If we up ours a little we could have it, but it's never that simple. If we had our hearts set on that location, we probably would go for it, but we have an idea now to look at a slightly different area, to try and find the one (or something that we could make into it) so we shall see what happens.
 

·
Registered
Joined
·
1,070 Posts
Discussion Starter #20
Viewed some more this weekend, one was a very old cottage right in the centre of a town, but with what looked to be a reasonably large plot. We could see from the pictures that the house was in need of some attention, and was a weird layout (en-suite bathroom with a balcony anyone?) with tiny bedrooms, but it was cheaper, and maybe there was scope for development. It was a definite no on that score - everything was smaller in reality, the garden was all at the front (back of the cottage IS the boundary wall) and on a steep slope, and it was a very damp and small space.

Next up was a bit of a wild card, right at the top of the budget, another rural one, with 2 acres of land. It was a lovely property, originally a gamekeeper's cottage that has been recently extended. Bit quirky, with 3 bedrooms upstairs and one down, 3 en-suites, but no family bathroom or separate downstairs toilet, a lovely bespoke kitchen with oil fired Rayburn doing heating, water and cooking, but with an electric oven and induction hob alongside, study, breakfast room and lounge. Garden is amazing, and there's a massive workshop, complete with authentic barn find car!

It's got decent Internet with a wireless line of sight setup, and as it is used as a repeater to other properties, it's free, apparently. Mains electric and water, septic tank for waste (owner has been there 30+ years and it's never needed emptying!) and an oil tank, that he said is pretty economical. There is a neighbour, but at a distance, and farms all around, plus it is 10 minutes from the nearest town. So far so good.

Big question is about the workshop - it's an old farm building with a curved corrugated asbestos roof, and I am not sure whether that is a problem or not. From what I have read, this use of asbestos is fairly safe, as it's encased in concrete and is a stable material in general. Obviously, it's a problem if there are breakages, and it just feels like a bit of an issue. If we did move there, we'd probably want to remove the workshop anyway, and replace with something in a different place to give more parking and turning options as the house and drive are right in the corner of the plot, making juggling multiple cars a bit of a bind.
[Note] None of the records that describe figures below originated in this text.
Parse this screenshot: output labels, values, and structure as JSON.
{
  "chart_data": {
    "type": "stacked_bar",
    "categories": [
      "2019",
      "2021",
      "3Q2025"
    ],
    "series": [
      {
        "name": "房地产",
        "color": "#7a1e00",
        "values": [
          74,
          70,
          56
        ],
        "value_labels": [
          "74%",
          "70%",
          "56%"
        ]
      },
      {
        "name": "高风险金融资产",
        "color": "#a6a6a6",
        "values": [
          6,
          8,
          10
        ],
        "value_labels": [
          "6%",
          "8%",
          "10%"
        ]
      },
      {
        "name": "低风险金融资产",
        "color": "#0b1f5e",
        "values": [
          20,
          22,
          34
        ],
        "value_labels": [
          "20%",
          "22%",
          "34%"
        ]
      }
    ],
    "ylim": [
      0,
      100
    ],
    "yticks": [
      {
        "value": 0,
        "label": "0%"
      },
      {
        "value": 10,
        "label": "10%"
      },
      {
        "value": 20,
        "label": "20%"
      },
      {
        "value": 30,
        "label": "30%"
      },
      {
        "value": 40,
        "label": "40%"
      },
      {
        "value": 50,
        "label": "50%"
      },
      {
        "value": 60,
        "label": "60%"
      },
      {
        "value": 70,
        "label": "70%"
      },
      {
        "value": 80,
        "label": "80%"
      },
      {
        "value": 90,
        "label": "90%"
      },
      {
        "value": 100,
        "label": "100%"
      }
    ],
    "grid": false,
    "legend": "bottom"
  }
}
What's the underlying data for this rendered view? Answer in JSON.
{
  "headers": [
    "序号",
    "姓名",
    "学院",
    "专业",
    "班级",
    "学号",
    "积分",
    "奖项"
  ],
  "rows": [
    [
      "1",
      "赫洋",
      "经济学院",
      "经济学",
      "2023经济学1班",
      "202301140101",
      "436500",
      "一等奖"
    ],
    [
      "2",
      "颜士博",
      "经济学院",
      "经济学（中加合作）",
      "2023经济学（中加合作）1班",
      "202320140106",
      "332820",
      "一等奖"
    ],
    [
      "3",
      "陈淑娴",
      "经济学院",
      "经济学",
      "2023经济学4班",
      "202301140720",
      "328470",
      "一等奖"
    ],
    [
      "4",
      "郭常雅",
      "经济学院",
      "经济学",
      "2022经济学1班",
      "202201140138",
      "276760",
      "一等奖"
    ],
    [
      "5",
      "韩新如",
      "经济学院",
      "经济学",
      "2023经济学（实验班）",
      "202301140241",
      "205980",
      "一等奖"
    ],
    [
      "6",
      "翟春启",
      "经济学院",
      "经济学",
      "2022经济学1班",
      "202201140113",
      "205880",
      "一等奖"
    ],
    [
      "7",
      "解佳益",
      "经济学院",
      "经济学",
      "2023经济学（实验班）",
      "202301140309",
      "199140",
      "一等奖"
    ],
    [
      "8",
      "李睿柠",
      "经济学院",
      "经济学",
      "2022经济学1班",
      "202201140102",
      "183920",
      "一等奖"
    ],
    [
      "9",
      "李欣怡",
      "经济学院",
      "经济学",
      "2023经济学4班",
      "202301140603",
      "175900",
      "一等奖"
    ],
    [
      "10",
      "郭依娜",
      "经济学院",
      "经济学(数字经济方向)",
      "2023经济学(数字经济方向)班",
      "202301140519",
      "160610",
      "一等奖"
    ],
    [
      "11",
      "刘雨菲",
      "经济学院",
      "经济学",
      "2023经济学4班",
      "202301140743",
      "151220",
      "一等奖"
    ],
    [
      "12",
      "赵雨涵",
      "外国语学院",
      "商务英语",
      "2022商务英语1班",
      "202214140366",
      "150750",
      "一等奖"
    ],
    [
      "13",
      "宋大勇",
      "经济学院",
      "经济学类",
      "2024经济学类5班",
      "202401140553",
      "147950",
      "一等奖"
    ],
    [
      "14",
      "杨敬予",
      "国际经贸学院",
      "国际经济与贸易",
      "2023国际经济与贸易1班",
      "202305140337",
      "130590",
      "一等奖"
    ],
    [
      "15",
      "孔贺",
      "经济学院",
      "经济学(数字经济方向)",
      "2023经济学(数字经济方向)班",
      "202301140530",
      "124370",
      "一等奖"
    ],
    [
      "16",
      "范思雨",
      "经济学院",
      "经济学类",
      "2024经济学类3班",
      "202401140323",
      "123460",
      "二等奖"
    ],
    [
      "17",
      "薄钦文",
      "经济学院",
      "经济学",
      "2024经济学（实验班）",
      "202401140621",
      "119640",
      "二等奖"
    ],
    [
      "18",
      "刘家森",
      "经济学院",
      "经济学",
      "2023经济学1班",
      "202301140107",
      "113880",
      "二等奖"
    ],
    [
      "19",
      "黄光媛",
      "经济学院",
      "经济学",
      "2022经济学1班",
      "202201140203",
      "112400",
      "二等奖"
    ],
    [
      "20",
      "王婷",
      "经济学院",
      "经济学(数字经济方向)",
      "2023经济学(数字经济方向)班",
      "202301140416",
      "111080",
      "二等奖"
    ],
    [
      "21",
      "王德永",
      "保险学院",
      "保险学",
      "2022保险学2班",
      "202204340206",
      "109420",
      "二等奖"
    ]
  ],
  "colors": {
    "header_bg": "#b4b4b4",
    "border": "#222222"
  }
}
Questions for those that know:
- Would the workshop be picked up on a survey as an issue, and would it be a requirement for it to be dealt with, or more an advisory?
- How much of a problem would it be really?

We're still struggling with the decision on whether to go full rural, and are finding the compromises so difficult...
Do we have an older property with character, or a newer one with a more logical layout (and usually bigger rooms)
Do we have space inside or outside?
Do we want to live in town or out of town?
Ideally, we'd be on the edge of town, with a big plot all around us, in a big house, able to turn one way and walk into open country, or turn the other and walk to the shops. Problem is, where those houses exist, we can't afford them!